Da Redação
A Operação Ágora foi deflagrada na manhã desta quinta-feira (5) pela Força-Tarefa de combate à sonegação fiscal na Bahia para investigar empresários do setor varejista de alimentos suspeitos de sonegar mais de R$ 10 milhões em ICMS ao Estado.
Foram cumpridos um mandado de prisão e 10 mandados de busca e apreensão nas cidades de Salvador e Alagoinhas. Em Alagoinhas, houve tentativa de fuga do investigado, mas as equipes policiais realizaram diligências e efetuaram a prisão.
Segundo as investigações, o grupo estruturou um esquema baseado na constituição e encerramento simulados de empresas que exploravam a mesma atividade econômica. A estratégia teria como objetivo fraudar a fiscalização, frustrar a cobrança de créditos tributários e blindar patrimônio.

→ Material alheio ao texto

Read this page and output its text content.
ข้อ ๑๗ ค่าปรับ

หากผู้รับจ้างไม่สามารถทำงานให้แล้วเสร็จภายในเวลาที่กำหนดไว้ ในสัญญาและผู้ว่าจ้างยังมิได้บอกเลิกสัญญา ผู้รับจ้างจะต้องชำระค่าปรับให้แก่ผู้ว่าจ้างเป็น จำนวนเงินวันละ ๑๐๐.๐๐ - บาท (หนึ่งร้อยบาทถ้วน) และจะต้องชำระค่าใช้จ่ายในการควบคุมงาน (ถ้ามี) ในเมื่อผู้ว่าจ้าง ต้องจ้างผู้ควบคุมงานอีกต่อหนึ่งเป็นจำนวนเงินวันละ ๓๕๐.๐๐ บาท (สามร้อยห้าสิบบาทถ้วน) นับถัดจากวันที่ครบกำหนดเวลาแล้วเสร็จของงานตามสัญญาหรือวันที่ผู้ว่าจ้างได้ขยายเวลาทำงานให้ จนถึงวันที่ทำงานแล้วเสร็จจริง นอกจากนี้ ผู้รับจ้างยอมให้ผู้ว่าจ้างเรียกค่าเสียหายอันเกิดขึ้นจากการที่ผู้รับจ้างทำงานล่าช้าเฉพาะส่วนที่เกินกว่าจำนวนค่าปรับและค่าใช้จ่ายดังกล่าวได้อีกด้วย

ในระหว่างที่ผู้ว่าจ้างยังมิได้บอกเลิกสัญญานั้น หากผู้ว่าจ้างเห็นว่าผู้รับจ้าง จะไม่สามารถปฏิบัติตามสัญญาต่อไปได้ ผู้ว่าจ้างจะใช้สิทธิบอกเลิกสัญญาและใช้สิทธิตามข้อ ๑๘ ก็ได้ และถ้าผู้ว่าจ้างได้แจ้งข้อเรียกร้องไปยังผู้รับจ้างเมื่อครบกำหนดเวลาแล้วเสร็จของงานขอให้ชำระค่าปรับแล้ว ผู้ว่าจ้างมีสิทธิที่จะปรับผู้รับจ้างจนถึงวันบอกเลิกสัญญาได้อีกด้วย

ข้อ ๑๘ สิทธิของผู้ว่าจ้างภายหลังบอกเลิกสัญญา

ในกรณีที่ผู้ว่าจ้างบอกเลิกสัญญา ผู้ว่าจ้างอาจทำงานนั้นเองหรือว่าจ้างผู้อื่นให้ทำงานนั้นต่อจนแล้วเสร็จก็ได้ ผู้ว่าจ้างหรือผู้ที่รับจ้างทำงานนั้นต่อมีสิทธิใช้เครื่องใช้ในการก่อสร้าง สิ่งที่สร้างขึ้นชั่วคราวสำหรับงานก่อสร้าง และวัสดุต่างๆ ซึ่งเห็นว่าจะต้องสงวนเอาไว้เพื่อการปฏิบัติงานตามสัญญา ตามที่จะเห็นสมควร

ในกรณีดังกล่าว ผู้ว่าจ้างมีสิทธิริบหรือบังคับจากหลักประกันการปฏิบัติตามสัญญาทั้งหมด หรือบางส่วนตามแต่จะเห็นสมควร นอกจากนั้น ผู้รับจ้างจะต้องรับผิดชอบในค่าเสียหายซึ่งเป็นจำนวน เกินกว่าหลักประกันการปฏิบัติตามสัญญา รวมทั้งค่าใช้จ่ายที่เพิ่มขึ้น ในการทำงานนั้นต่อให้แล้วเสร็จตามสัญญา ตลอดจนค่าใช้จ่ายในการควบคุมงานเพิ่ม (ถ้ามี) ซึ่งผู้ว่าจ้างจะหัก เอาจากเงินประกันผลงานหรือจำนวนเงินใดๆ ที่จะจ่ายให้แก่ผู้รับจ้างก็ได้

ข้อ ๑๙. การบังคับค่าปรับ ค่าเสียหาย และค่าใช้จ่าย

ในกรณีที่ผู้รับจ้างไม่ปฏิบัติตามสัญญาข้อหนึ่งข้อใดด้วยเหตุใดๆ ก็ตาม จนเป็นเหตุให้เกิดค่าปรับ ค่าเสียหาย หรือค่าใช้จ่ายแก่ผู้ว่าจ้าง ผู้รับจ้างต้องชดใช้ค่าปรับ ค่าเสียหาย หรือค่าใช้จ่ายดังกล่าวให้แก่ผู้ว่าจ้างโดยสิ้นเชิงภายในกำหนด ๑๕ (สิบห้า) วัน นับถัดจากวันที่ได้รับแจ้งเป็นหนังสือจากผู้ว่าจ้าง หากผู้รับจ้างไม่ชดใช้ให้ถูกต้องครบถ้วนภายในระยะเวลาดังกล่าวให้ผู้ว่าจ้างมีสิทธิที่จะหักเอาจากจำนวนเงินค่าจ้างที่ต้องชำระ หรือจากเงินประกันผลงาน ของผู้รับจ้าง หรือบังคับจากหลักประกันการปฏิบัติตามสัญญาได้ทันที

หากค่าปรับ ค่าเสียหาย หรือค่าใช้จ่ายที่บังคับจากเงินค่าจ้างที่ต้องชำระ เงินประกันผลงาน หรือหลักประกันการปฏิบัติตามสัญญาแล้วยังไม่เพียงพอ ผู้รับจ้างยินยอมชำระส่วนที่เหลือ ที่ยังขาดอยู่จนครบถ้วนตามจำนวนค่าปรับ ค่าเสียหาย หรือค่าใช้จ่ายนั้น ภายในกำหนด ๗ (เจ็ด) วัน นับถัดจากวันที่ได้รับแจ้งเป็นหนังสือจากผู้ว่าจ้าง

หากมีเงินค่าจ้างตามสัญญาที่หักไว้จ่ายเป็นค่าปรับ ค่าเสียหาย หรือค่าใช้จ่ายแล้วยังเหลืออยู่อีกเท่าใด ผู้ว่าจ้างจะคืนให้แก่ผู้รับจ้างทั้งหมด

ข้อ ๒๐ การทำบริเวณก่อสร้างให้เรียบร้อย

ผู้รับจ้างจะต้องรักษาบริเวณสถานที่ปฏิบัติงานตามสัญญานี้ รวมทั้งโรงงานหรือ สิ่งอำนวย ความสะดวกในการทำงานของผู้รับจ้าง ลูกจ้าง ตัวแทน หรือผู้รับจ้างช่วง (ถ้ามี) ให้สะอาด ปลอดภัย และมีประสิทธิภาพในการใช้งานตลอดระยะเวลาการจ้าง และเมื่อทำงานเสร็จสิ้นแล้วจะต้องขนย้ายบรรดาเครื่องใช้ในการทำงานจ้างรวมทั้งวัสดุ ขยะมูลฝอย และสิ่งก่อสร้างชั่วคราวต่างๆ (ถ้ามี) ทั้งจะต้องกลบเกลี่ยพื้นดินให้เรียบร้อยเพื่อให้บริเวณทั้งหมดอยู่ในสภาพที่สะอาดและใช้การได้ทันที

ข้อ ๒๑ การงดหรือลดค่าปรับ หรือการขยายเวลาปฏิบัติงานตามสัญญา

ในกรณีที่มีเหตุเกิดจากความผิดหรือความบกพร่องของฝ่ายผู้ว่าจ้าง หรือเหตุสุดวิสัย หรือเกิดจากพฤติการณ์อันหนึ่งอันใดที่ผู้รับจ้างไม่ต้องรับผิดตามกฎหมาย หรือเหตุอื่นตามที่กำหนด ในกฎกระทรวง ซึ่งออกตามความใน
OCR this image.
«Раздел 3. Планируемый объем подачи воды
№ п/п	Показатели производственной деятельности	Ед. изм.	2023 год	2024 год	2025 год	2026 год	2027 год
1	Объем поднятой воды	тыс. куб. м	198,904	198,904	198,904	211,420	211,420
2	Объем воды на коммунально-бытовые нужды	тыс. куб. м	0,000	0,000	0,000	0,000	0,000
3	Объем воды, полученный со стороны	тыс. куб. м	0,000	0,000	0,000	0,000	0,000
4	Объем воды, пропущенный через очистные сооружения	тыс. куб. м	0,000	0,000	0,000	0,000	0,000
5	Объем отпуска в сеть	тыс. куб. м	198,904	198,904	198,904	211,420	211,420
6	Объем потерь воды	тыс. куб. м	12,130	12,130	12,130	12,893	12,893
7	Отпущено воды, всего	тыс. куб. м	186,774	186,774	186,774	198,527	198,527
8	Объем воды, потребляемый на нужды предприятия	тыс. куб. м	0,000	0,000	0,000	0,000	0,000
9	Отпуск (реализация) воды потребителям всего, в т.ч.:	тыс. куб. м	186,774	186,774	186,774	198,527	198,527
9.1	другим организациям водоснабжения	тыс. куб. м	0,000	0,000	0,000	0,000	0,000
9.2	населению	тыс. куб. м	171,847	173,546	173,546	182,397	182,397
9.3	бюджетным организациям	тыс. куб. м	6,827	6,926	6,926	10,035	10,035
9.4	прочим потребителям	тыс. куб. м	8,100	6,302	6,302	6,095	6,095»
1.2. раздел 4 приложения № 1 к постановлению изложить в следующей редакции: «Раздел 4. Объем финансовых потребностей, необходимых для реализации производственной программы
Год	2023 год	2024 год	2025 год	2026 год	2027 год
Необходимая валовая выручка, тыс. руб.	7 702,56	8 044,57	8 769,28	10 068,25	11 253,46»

As apurações da Inspetoria Fazendária de Investigação e Pesquisa (Infip), do Ministério Público e da Polícia Civil identificaram que o grupo deixava de recolher, de forma continuada, o ICMS declarado. Entre as manobras apontadas estão a omissão de lançamentos na escrituração fiscal e a sucessão fraudulenta de empresas vinculadas entre si, registradas em nome de interpostas pessoas sem capacidade econômico-financeira.
De acordo com a Força-Tarefa, as empresas eram “abandonadas” com dívidas fiscais elevadas enquanto novas pessoas jurídicas eram abertas para dar continuidade às operações comerciais. Após o ajuizamento das execuções fiscais, o grupo ainda teria criado uma holding patrimonial para blindar bens e dissimular a estrutura empresarial.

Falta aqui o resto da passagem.